For the past week Esther and I have been in Tennessee. We spent a few days in Knoxville for a wedding, and then a few more at my parents’ house near Nashville. It is so refreshing to be back in a cooler climate (as opposed to the constant heat back home), especially as the leaves are changing. I forgot how much I miss four distinct seasons. The first night we were here, I went on an hour and a half walk in the pouring rain throughout my parents’ neighborhood. Great time for prayer and reflection on life. Its rained almost everyday, and I’ve loved every minute of it. Being in a new region feels life-giving and life-enlarging – its a reminder of how much there is to the wide world, and it puts the grind of my daily routine into perspective. Right after we landed Esther and I ate at Cracker Barrel with Esther’s dad – man, it was culture shock just watching people.

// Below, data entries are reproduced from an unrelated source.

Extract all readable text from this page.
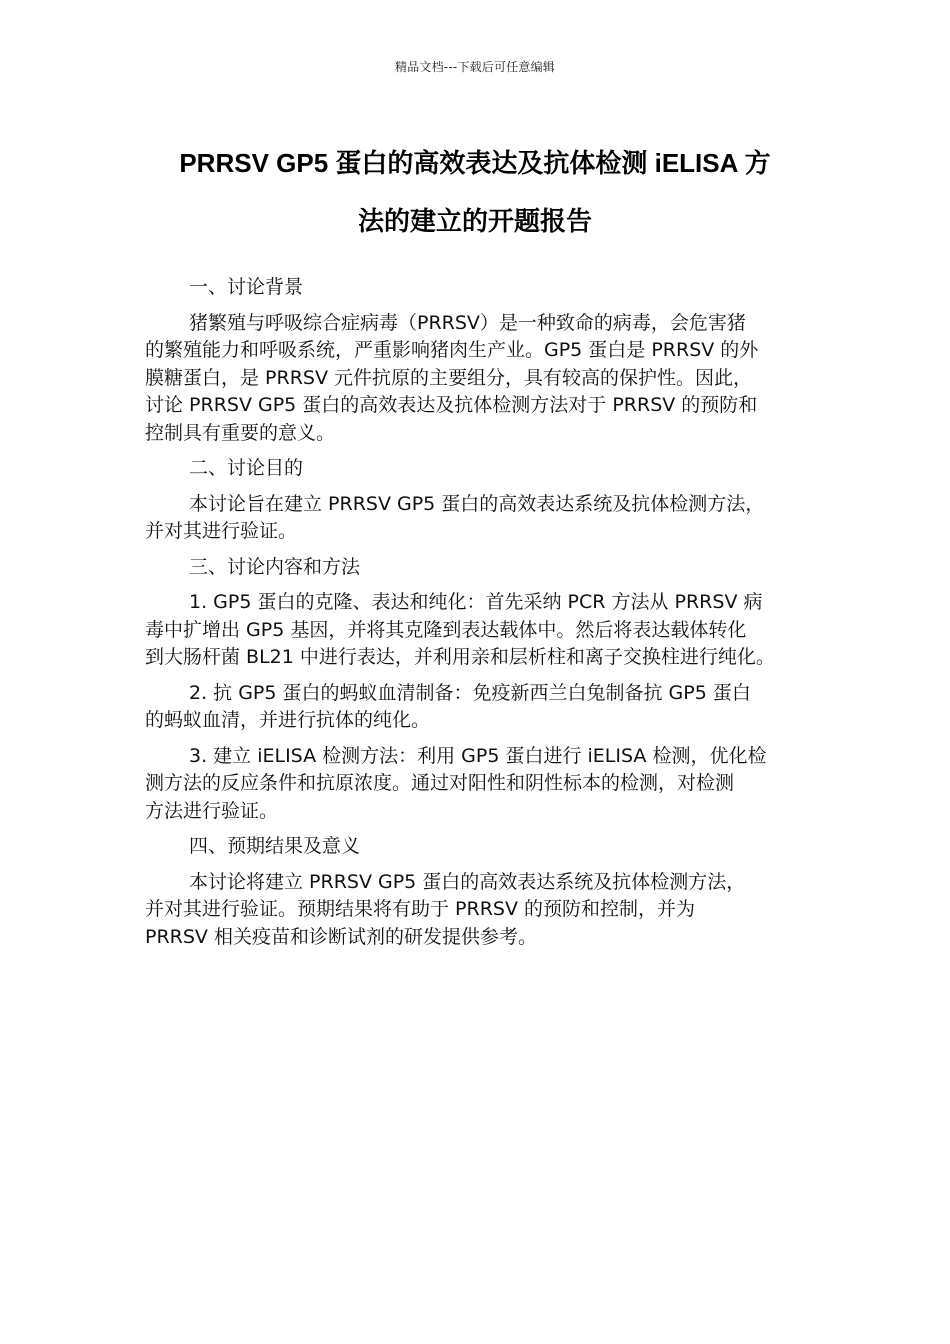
精品文档---下载后可任意编辑
PRRSV GP5 蛋白的高效表达及抗体检测 iELISA 方
法的建立的开题报告
一、讨论背景
猪繁殖与呼吸综合症病毒（PRRSV）是一种致命的病毒，会危害猪
的繁殖能力和呼吸系统，严重影响猪肉生产业。GP5 蛋白是 PRRSV 的外
膜糖蛋白，是 PRRSV 元件抗原的主要组分，具有较高的保护性。因此，
讨论 PRRSV GP5 蛋白的高效表达及抗体检测方法对于 PRRSV 的预防和
控制具有重要的意义。
二、讨论目的
本讨论旨在建立 PRRSV GP5 蛋白的高效表达系统及抗体检测方法，
并对其进行验证。
三、讨论内容和方法
1. GP5 蛋白的克隆、表达和纯化：首先采纳 PCR 方法从 PRRSV 病
毒中扩增出 GP5 基因，并将其克隆到表达载体中。然后将表达载体转化
到大肠杆菌 BL21 中进行表达，并利用亲和层析柱和离子交换柱进行纯化。
2. 抗 GP5 蛋白的蚂蚁血清制备：免疫新西兰白兔制备抗 GP5 蛋白
的蚂蚁血清，并进行抗体的纯化。
3. 建立 iELISA 检测方法：利用 GP5 蛋白进行 iELISA 检测，优化检
测方法的反应条件和抗原浓度。通过对阳性和阴性标本的检测，对检测
方法进行验证。
四、预期结果及意义
本讨论将建立 PRRSV GP5 蛋白的高效表达系统及抗体检测方法，
并对其进行验证。预期结果将有助于 PRRSV 的预防和控制，并为
PRRSV 相关疫苗和诊断试剂的研发提供参考。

Cracker Barrel in Nashville! What a culture. Its weird to think I used to live here in the South, and in some ways I’m from here! I’ve spent the week watching Band of Brothers, studying Latin, going on lots of long walks, catching up with friends, and going on a date with Esther every night. Its refreshing to be away. I didn’t know how badly I needed it until I was here. But I’m also excited to be going home.

My Latin study has basically been translating a bunch of medieval and late patristic poetry, and bits from the Vulgate. My favorite poem right now is A Solis Ortus, a 5th century poem by Sedulius. My favorite line is palamque fit pastoribus pastor, creator omnium: and to the shepherds becomes clear the shepherd, the creator of all. Its interesting to detect the central place of the Incarnation in the historic worship of the church. In these readings I am again and again confronted with the paradox of Creator becoming creature for the salvation of the world. I sense a slight difference of approach and emphasis here from my evangelical and reformed upbringing. I’m more accustomed to put the focus on the cross, with the incarnation as a sort of precursor; these readings are more accustomed to put the focus on the incarnation, with the cross (and resurrection) as aspects of this broader movement. This relates to a more general question I’ve been asking throughout my atonement seminar: what is the best way to construe the various saving deeds in the life of Christ? Is the cross the epicenter, and the incarnation a precursor; or is the cross simply a climactic event in a larger whole, to be located in relation to the incarnation, the true epicenter? Or is this whole approach of seeking a center misleading insofar as it potentially flattens or chops up what should instead be a dynamic, seamless whole? I want to keep exploring this question, and keep grounding myself in thought and worship of the church over the centuries.